The Supreme Court’s Second Division (presiding Justice Eom Sang-pil) on the 12th upheld the lower court ruling against 972 current and former Hanwha Ocean employees who had filed a lawsuit against the company for severance pay.
Hanwha Ocean paid performance bonuses (management performance bonuses) under the name “profit-sharing bonus” from 2001 to 2014, and under the name “management evaluation-linked performance compensation” from 2018 to 2020.
The 972 people who sued Hanwha Ocean were production workers who either received an interim settlement of severance while still employed or received severance after leaving. When paying severance to them, Hanwha Ocean excluded the management performance bonus from the average wage.
Average wage is the amount obtained by dividing the aggregates of wages paid over the three months before retirement by the total number of days. A company must pay severance equal to at least 30 days of average wage for each year of an employee’s service. If the average wage increases, severance also increases.
The plaintiffs filed suit in Dec. 2021, saying Hanwha Ocean should include management performance bonuses, such as the profit-sharing bonus and the management evaluation-linked performance compensation, in the average wage when paying severance.
In the first trial, the court sided with management, saying the management performance bonuses paid by Hanwha Ocean did not constitute compensation for labor. It found that because Hanwha Ocean’s management performance bonuses are allocated depending on whether operating profit or net profit occurs and on their size, they are a distribution of business profits and cannot be seen as directly related to the provision of labor. The second trial maintained this ruling.
The Supreme Court also accepted the lower court’s view.
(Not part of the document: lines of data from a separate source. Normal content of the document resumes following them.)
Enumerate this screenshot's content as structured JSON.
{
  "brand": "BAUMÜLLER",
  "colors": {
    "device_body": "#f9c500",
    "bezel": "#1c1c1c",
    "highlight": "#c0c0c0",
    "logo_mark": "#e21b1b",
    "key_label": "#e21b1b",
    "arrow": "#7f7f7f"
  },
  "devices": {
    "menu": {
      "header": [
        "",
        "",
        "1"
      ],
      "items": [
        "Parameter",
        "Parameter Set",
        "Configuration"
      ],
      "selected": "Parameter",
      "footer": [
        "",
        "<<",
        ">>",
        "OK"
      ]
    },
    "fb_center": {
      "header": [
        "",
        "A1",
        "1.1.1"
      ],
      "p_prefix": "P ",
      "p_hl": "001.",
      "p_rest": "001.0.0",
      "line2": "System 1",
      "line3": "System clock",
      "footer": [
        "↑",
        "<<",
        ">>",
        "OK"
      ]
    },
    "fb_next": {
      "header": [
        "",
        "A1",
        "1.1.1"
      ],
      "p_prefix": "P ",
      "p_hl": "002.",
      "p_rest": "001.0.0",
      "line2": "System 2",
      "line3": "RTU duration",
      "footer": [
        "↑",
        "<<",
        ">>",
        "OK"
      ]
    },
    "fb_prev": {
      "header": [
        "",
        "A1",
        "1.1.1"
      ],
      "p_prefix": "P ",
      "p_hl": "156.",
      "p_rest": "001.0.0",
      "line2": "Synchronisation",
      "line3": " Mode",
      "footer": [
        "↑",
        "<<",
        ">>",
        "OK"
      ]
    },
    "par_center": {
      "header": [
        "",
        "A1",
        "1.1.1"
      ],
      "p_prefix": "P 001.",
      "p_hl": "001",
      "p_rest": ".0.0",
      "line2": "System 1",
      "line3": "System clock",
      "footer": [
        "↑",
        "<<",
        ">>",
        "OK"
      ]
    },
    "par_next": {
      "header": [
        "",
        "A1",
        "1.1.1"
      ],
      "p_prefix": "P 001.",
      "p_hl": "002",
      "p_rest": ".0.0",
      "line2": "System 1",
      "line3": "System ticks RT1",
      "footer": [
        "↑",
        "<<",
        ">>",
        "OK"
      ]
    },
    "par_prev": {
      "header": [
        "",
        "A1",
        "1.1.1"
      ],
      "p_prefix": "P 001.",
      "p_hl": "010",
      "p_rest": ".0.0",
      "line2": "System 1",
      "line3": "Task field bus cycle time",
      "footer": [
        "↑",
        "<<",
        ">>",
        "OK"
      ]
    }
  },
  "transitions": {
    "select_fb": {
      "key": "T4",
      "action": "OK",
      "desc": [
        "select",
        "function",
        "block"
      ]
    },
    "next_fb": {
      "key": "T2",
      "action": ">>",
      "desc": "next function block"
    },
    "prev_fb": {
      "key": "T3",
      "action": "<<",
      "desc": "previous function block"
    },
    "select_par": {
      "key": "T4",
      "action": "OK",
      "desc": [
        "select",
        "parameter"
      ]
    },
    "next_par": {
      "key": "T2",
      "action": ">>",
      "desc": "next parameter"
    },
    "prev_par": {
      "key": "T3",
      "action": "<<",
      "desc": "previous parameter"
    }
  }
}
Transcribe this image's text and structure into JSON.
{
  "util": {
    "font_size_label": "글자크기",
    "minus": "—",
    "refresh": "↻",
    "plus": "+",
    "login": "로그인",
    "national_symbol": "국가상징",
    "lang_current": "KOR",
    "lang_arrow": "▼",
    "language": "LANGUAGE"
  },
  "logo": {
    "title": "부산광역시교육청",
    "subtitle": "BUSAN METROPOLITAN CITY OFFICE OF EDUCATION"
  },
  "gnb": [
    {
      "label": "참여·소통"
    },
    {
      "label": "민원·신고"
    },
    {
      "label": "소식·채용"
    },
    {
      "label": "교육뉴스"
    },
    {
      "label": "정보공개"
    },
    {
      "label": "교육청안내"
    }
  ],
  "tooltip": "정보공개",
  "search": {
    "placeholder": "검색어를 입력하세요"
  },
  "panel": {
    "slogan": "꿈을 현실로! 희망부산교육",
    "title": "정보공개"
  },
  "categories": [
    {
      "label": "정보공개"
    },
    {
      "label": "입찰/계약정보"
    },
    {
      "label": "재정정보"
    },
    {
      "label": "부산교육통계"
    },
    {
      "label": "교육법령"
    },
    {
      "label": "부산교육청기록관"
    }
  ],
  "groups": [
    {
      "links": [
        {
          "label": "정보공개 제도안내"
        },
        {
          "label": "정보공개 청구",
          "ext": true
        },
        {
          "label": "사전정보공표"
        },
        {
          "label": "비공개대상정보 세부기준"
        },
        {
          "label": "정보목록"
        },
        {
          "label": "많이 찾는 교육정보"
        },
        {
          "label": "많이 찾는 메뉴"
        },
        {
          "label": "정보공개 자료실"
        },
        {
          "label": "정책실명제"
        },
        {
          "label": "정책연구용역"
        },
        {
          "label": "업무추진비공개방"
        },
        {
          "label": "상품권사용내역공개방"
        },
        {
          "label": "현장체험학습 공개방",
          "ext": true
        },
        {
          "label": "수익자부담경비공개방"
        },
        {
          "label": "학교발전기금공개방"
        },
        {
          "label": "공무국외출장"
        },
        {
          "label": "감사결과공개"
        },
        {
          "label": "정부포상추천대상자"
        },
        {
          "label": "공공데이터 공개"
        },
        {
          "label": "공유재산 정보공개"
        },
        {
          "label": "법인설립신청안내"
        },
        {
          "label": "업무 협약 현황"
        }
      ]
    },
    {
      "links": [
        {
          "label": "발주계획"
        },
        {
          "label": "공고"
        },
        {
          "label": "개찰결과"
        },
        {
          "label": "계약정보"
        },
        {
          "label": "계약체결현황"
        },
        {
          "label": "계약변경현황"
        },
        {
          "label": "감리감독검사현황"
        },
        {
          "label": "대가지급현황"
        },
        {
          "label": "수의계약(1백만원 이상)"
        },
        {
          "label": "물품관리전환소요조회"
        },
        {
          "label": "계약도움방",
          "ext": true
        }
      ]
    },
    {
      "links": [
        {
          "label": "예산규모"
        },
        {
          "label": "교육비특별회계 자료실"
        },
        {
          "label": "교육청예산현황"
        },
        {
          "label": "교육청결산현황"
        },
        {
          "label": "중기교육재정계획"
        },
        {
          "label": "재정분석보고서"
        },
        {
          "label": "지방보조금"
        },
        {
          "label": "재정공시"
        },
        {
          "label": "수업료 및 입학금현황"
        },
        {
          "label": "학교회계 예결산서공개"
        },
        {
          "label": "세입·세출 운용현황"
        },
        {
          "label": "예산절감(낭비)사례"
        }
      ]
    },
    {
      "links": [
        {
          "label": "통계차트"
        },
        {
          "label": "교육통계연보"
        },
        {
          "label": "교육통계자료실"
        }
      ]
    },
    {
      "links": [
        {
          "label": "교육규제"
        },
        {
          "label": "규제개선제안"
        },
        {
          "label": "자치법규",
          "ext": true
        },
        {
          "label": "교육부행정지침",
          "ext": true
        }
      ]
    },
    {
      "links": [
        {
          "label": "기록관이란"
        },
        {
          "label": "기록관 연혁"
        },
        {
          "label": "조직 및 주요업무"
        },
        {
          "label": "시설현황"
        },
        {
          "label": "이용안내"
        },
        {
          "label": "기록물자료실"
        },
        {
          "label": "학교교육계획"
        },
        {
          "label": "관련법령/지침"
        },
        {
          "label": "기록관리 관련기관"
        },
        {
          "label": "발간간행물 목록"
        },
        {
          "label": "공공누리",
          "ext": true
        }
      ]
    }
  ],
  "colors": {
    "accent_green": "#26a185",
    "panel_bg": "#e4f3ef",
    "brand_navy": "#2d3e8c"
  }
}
The court said, “The performance indicators for (Hanwha Ocean’s) management performance bonus use financial statements such as operating profit and ordinary profit as performance indicators,” and noted, “Even considering that the payment rate is differentially determined according to achievement against targets, it is difficult to see a direct and close connection with the provision of labor.”
At the same time, the Supreme Court reaffirmed the established legal principle that for money or valuables paid by an employer to a worker to constitute wages, the occurrence of the payment obligation must be directly and closely related to the provision of labor.
Under this principle, the Supreme Court ruled in Jan. that some performance bonuses in the Samsung Electronics severance case should be regarded as wages.